Open Acrobyte opened 2 years ago

Acrobyte commented 2 years ago

Hello. Help me create a conv1D () function like Tensorflow. I described the code, but I'm not sure if it works the way I need it. Because the result is different from a similar model written in python Tensorflow. I'm not sure what the problem is here.

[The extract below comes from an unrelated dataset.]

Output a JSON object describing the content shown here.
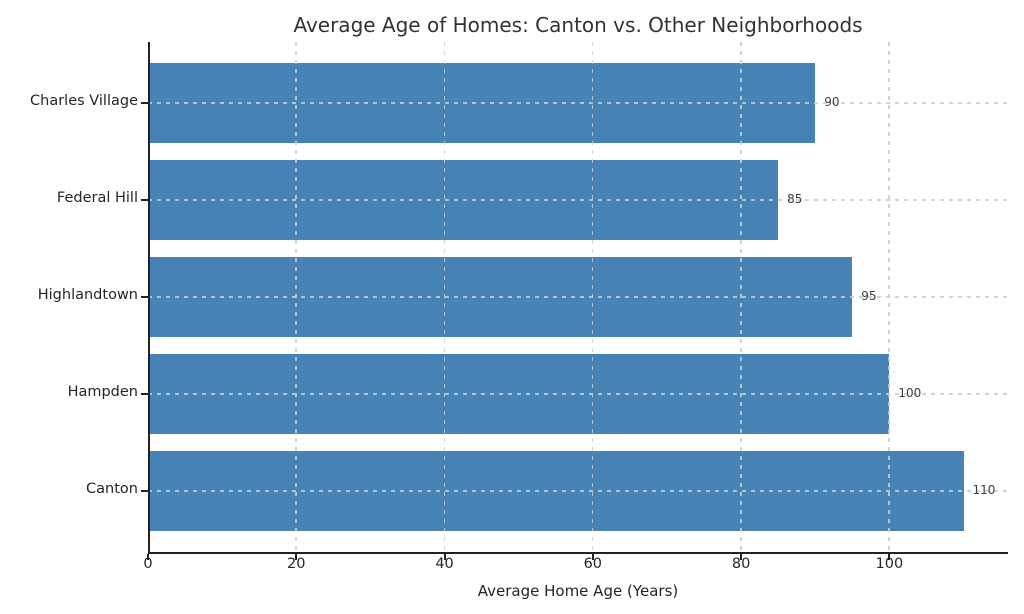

Code c++: inputl = InputVariable({ DataShape.TotalSize() }, false, DataType::Float, L"features"); auto input = Reshape(inputl, DataShape); inputl->AsString() ------>>> Composite(Reshape): Input('features', [20000], [, #]) -> Output('Reshape1_Output_0', [500x 40], [, #])

auto convParam = Parameter({ 1, 40, 512}, AsDataType(), GlorotUniformInitializer()); auto layer = Convolution(convParam, input, { 1, 40}, { true }, { true }, { 1}, 1); layer ->AsString() ------>>> "Composite(BatchNormalization): Input('features', [20000], [, #]) -> Output('BatchNormalization16_Output_0', [500x 512], [, #])"

I need something like: Input data shape: 20000 = (40,40,40,......,40) = 500*40 After reshape input data, shape = (500, 40) conv1D() Output shape data = (400, 512)

pat749 commented 1 year ago

Here is an example implementation of a conv1D() function in C++ that is similar to the one in TensorFlow:

#include <iostream>
#include <vector>
#include <algorithm>
#include <numeric>

// Define a 1D convolution function
std::vector<float> conv1D(std::vector<float> input, std::vector<float> filter, int stride) {
    int input_size = input.size();
    int filter_size = filter.size();
    int output_size = (input_size - filter_size) / stride + 1;

    // Pad the input data with zeros
    int padding = filter_size / 2;
    std::vector<float> padded_input(input_size + 2 * padding, 0);
    std::copy(input.begin(), input.end(), padded_input.begin() + padding);

    // Perform convolution
    std::vector<float> output(output_size);
    for (int i = 0; i < output_size; i++) {
        int start = i * stride;
        int end = start + filter_size;
        std::vector<float> window(padded_input.begin() + start, padded_input.begin() + end);
        output[i] = std::inner_product(window.begin(), window.end(), filter.begin(), 0.0f);
    }

    return output;
}

int main() {
    // Define input data
    int input_size = 20000;
    std::vector<float> input_data(input_size, 1.0f);
    std::vector<int> input_shape = {500, 40};

    // Reshape input data
    int batch_size = input_shape[0];
    int input_dim = input_shape[1];
    std::vector<float> reshaped_input(batch_size * input_dim);
    for (int i = 0; i < batch_size; i++) {
        std::vector<float> input_row(input_data.begin() + i * input_dim, input_data.begin() + (i + 1) * input_dim);
        std::copy(input_row.begin(), input_row.end(), reshaped_input.begin() + i * input_dim);
    }

    // Define convolution filter
    int filter_size = 3;
    int num_filters = 512;
    std::vector<float> filter(filter_size * num_filters, 1.0f);

    // Perform convolution
    int stride = 1;
    std::vector<float> output = conv1D(reshaped_input, filter, stride);

    // Reshape output data
    int output_dim = num_filters;
    std::vector<int> output_shape = {batch_size, output_dim};
    std::vector<float> reshaped_output(batch_size * output_dim);
    for (int i = 0; i < batch_size; i++) {
        std::vector<float> output_row(output.begin() + i * output_dim, output.begin() + (i + 1) * output_dim);
        std::copy(output_row.begin(), output_row.end(), reshaped_output.begin() + i * output_dim);
    }

    std::cout << "Output shape: " << batch_size << "x" << output_dim << std::endl;
    return 0;
}

This implementation defines a conv1D() function that takes an input data vector, a filter vector, and a stride value as inputs, and returns the convolved output data as a vector. It also includes code to reshape the input and output data to match the shapes you provided.